Au-dessus de la vie organique, nous trouvons la faculté de sentir, d’éprouver du plaisir et de la douleur, faculté qui fait de l’individu un être pour lui-même, qui lui permet non-seulement de se distinguer des choses, mais encore de distinguer au moins obscurément son être de ses états successifs.

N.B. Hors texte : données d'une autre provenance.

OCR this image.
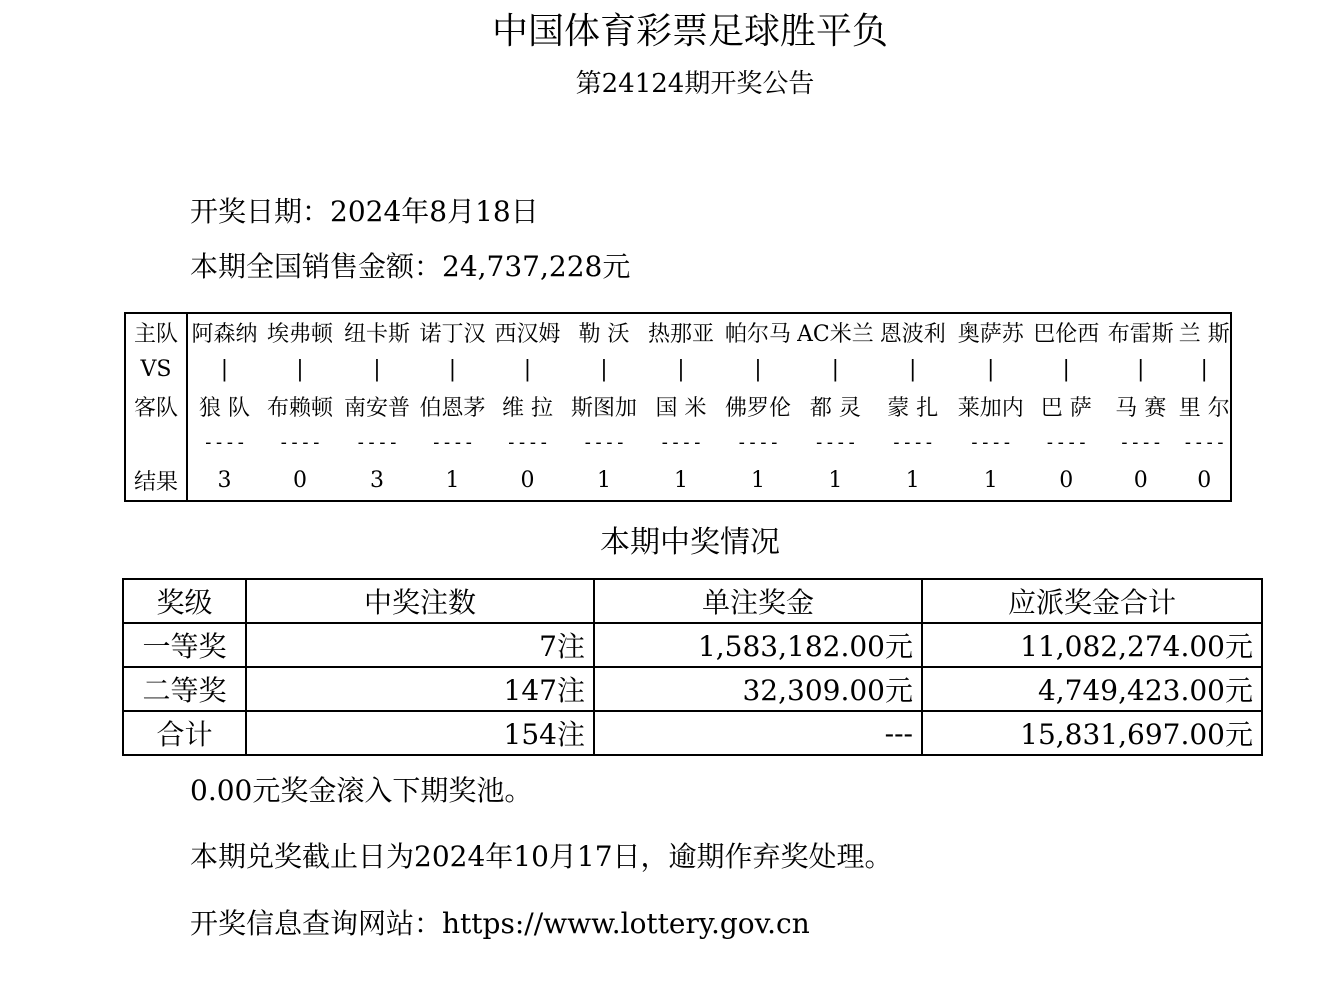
中国体育彩票足球胜平负
第24124期开奖公告
开奖日期：2024年8月18日
本期全国销售金额：24,737,228元
主队	阿森纳	埃弗顿	纽卡斯	诺丁汉	西汉姆	勒 沃	热那亚	帕尔马	AC米兰	恩波利	奥萨苏	巴伦西	布雷斯	兰 斯
VS	|	|	|	|	|	|	|	|	|	|	|	|	|	|
客队	狼 队	布赖顿	南安普	伯恩茅	维 拉	斯图加	国 米	佛罗伦	都 灵	蒙 扎	莱加内	巴 萨	马 赛	里 尔
	----	----	----	----	----	----	----	----	----	----	----	----	----	----
结果	3	0	3	1	0	1	1	1	1	1	1	0	0	0
本期中奖情况
奖级	中奖注数	单注奖金	应派奖金合计
一等奖	7注	1,583,182.00元	11,082,274.00元
二等奖	147注	32,309.00元	4,749,423.00元
合计	154注	---	15,831,697.00元
0.00元奖金滚入下期奖池。
本期兑奖截止日为2024年10月17日，逾期作弃奖处理。
开奖信息查询网站：https://www.lottery.gov.cn
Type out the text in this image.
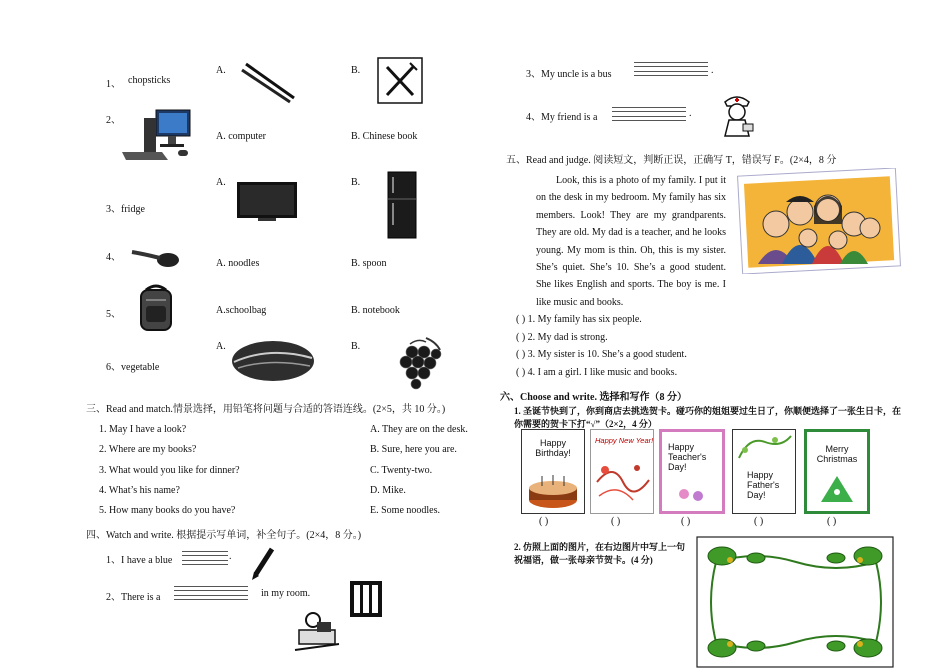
1、 chopsticks
A.	B.
2、
A. computer	B. Chinese book
3、fridge
A.	B.
4、
A. noodles	B. spoon
5、	A.schoolbag	B. notebook
6、vegetable
A.	B.
三、Read and match.情景选择，用铅笔将问题与合适的答语连线。(2×5，共 10 分。)
1. May I have a look?
2. Where are my books?
3. What would you like for dinner?
4. What’s his name?
5. How many books do you have?
A. They are on the desk.
B. Sure, here you are.
C. Twenty-two.
D. Mike.
E. Some noodles.
四、Watch and write. 根据提示写单词，补全句子。(2×4，8 分。)
1、I have a blue	.
2、There is a	in my room.
3、My uncle is a bus	.
4、My friend is a	.
五、Read and judge. 阅读短文，判断正误，正确写 T，错误写 F。(2×4，8 分
Look, this is a photo of my family. I put it on the desk in my bedroom. My family has six members. Look! They are my grandparents. They are old. My dad is a teacher, and he looks young. My mom is thin. Oh, this is my sister. She’s quiet. She’s 10. She’s a good student. She likes English and sports. The boy is me. I like music and books.
( ) 1. My family has six people.
( ) 2. My dad is strong.
( ) 3. My sister is 10. She’s a good student.
( ) 4. I am a girl. I like music and books.
六、Choose and write. 选择和写作（8 分）
1. 圣诞节快到了，你到商店去挑选贺卡。碰巧你的姐姐要过生日了，你顺便选择了一张生日卡，在你需要的贺卡下打“√”（2×2，4 分）
Happy Birthday!
Happy New Year!
Happy Teacher's Day!
Happy Father's Day!
Merry Christmas
( )	( )	( )	( )	( )
2. 仿照上面的图片，在右边图片中写上一句祝福语，做一张母亲节贺卡。(4 分)
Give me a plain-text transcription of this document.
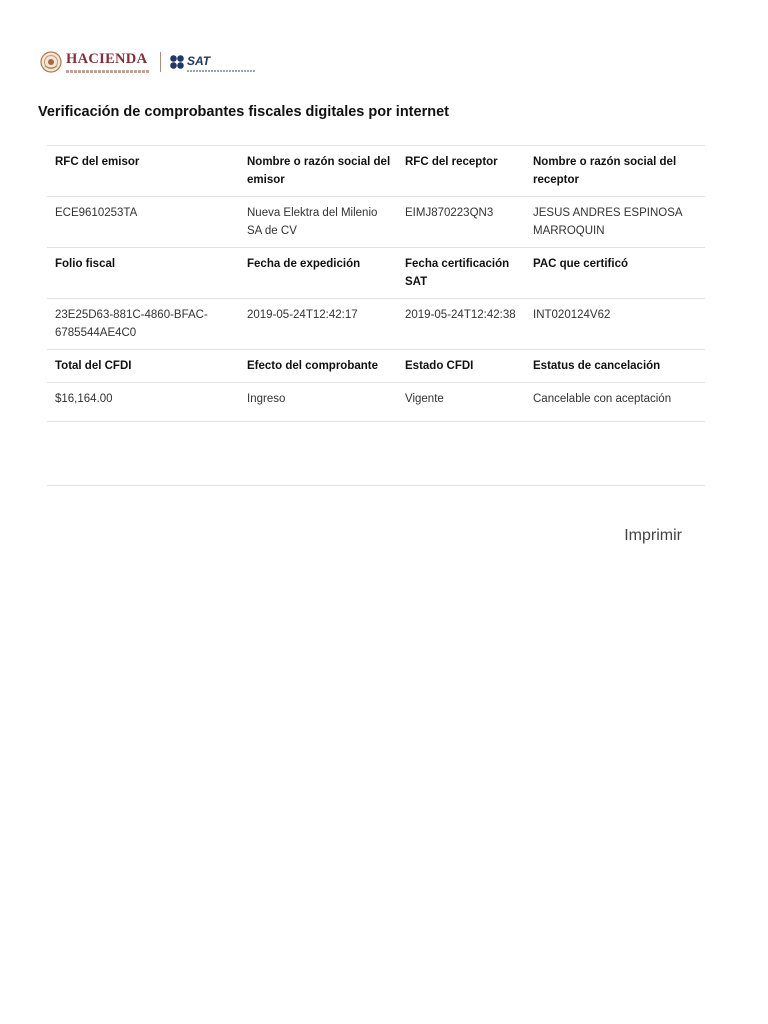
HACIENDA	SAT
Verificación de comprobantes fiscales digitales por internet
RFC del emisor	Nombre o razón social del emisor	RFC del receptor	Nombre o razón social del receptor
ECE9610253TA	Nueva Elektra del Milenio SA de CV	EIMJ870223QN3	JESUS ANDRES ESPINOSA MARROQUIN
Folio fiscal	Fecha de expedición	Fecha certificación SAT	PAC que certificó
23E25D63-881C-4860-BFAC-6785544AE4C0	2019-05-24T12:42:17	2019-05-24T12:42:38	INT020124V62
Total del CFDI	Efecto del comprobante	Estado CFDI	Estatus de cancelación
$16,164.00	Ingreso	Vigente	Cancelable con aceptación
Imprimir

Chaque organisme a sa forme déterminée et ses fins à poursuivre ; il est une idée de l’âme universelle ; supposons que cette forme et ces fins deviennent en quelque sorte visibles à elles-mêmes, que cette idée se saisisse telle qu’elle est réalisée : un trouble dans l’organisme deviendra une sensation douloureuse ; le plaisir, au contraire, naîtra de l’accord de tous les éléments disposés selon la forme organique, de la direction de toutes les forces vitales vers la fin qu’elles doivent atteindre. S’il y a sensation, c’est donc parce que l’idée objective, qui préside à la forme organique, s’apparaît à elle-même et se saisit dans toutes ses modifications. Comment s’expliquer cette intuition de l’être par lui-même ? Comment s’opère ce passage de l’inconscient à la conscience ? De même que l’homme ne prend possession de ses facultés qu’en les exerçant, de même qu’il doit conquérir, par l’effort, son intelligence, sa moralité, son génie artistique, ainsi, dans sa lutte contre la nature matérielle, dans son travail pour organiser l’inorganique, l’imagination objective de plus en plus se concentre, se surexcite, jusqu’à ce qu’elle arrive à la conscience de son œuvre, jusqu’à ce qu’elle s’aperçoive elle-même et ses modifications en percevant l’organisme et ses divers états.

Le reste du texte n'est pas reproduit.